SysHealth check:  Enabled (Normal)
Recovery Mode:    All
System Watchdog:  Enabled

Current Time:     Sun Nov 29 15:54:34 2015
Timezone:         [Auto DST Enabled] GMT Offset: -360 minutes, name is CST.
                  DST of 60 minutes is currently not in effect, name is EDT.
                  DST begins every second Sunday March at 2:00
                  DST ends every first Sunday November at 2:00

Boot Time:        Tue Aug 23 16:05:18 2011
Boot Count:       5
Next Reboot:      None scheduled
System UpTime:    1559 days 19 hours 2 minutes 18 seconds

Slot:             Slot-2 *                     No Backup
                  ------------------------     ------------------------
Current State:    MASTER

Image Selected:   secondary
Image Booted:     secondary
Primary ver:      12.5.0.14
Secondary ver:    12.6.1.3

Config Selected:  primary.cfg
Config Booted:    primary.cfg

primary.cfg       Created by ExtremeXOS version 12.6.1.3
                  580097 bytes saved on Fri Nov 20 03:14:46 2015
* Slot-2 aggr-cwc-sw1.2 # sh sl
Slots    Type                 Configured           State       Ports
--------------------------------------------------------------------
Slot-1   X460-48t             X460-48t             Failed        54
Slot-2   X460-48t             X460-48t             Operational   54
Slot-3                                             Empty          0
Slot-4                                             Empty          0
Slot-5                                             Empty          0
Slot-6                                             Empty          0
Slot-7                                             Empty          0
Slot-8                                             Empty          0
Photo of Drew C.

Drew C., Community Manager

  • 40,724 Points 20k badge 2x thumb
Thanks - now I need to see how I can fake uptime in EXOS so we don't have to wait 4 years :)
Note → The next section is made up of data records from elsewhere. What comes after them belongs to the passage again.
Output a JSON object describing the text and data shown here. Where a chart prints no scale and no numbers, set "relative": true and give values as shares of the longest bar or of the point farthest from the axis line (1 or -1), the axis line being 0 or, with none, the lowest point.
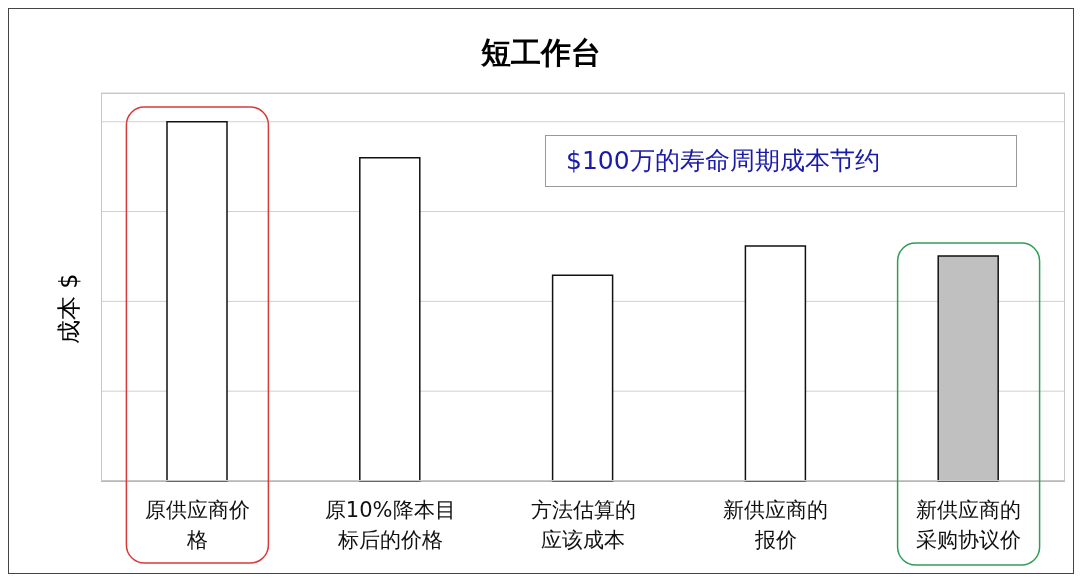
{
  "chart_data": {
    "type": "bar",
    "title": "短工作台",
    "ylabel": "成本 $",
    "categories": [
      "原供应商价格",
      "原10%降本目标后的价格",
      "方法估算的应该成本",
      "新供应商的报价",
      "新供应商的采购协议价"
    ],
    "values": [
      1,
      0.9,
      0.573,
      0.654,
      0.626
    ],
    "colors": [
      "#ffffff",
      "#ffffff",
      "#ffffff",
      "#ffffff",
      "#c0c0c0"
    ],
    "relative": true,
    "grid": "y",
    "annotations": [
      "$100万的寿命周期成本节约"
    ]
  }
}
Meanwhile, I would suggest a reboot of the stack to bring things back in proper order.  Go ahead and grab the output of "show tech all" from both stacks to have on hand.  I would also recommend opening a case with GTAC.  Just know that one of the first things they're going to ask you to do is upgrade your stacks to a supported version.

Once a case is opened, GTAC can help track this to resolution.
Photo of Matthew Tedder

Matthew Tedder

  • 140 Points 100 badge 2x thumb
Thanks Drew - I already have a TAC case open but nothing conclusive has come of it.  I turned over the sh tech output to them yesterday and they've sorted through it.

I'm not able to reboot the stack, but will work on a window to reboot each of the slave switches and let you know what happens.  That was also supports suggestion.
Photo of Drew C.

Drew C., Community Manager

  • 40,684 Points 20k badge 2x thumb
Excellent. I found your case in the system and will see if I can or need to work with the owner to help replicate this.
Photo of Matthew Tedder

Matthew Tedder

  • 140 Points 100 badge 2x thumb
Hey, I appreciate it!  This is my first time posting anyting to the hub and only my 2nd ticket in years with Extreme, so dunno if I went about it backwards, but I do appreciate the assistance.
Photo of Drew C.

Drew C., Community Manager

  • 40,684 Points 20k badge 2x thumb
No worries.  It's okay that you've gone through two of our support channels.  Since there is a case opened, most of your updates are going to come from the case owner.
If this is, in fact, a software issue (and it seems that it is) it's a rare one.  Most systems get at least one reboot for some reason or other in 4 years - so I'm impressed by that!
Photo of Matthew Tedder

Matthew Tedder

  • 140 Points 100 badge 2x thumb
Ha, yeah, understood - these switches are absolutely critical to us but even I was surprised by that.  We'll take this as an opportunity to update them once we review what the newest rock-solid version is. 
Photo of Alexander Kazakov

Alexander Kazakov

  • 80 Points 75 badge 2x thumb
Hello.
The problem with crash after 1554 days of uptime on the stack solved by the vendor?
In which version?

We got this problem on stacks with the versions 12.6.3.2 and 15.3.3.5.
Now we have installed version 16.2.4.5 - is this problem solved in this version? 

We opened a ticket to the partner on the problem with version 12.6.3.2 in December 2017 and the answer: update to new version.
The ticket for the problem with version 15.3.3.5 is just open, but there is no answer.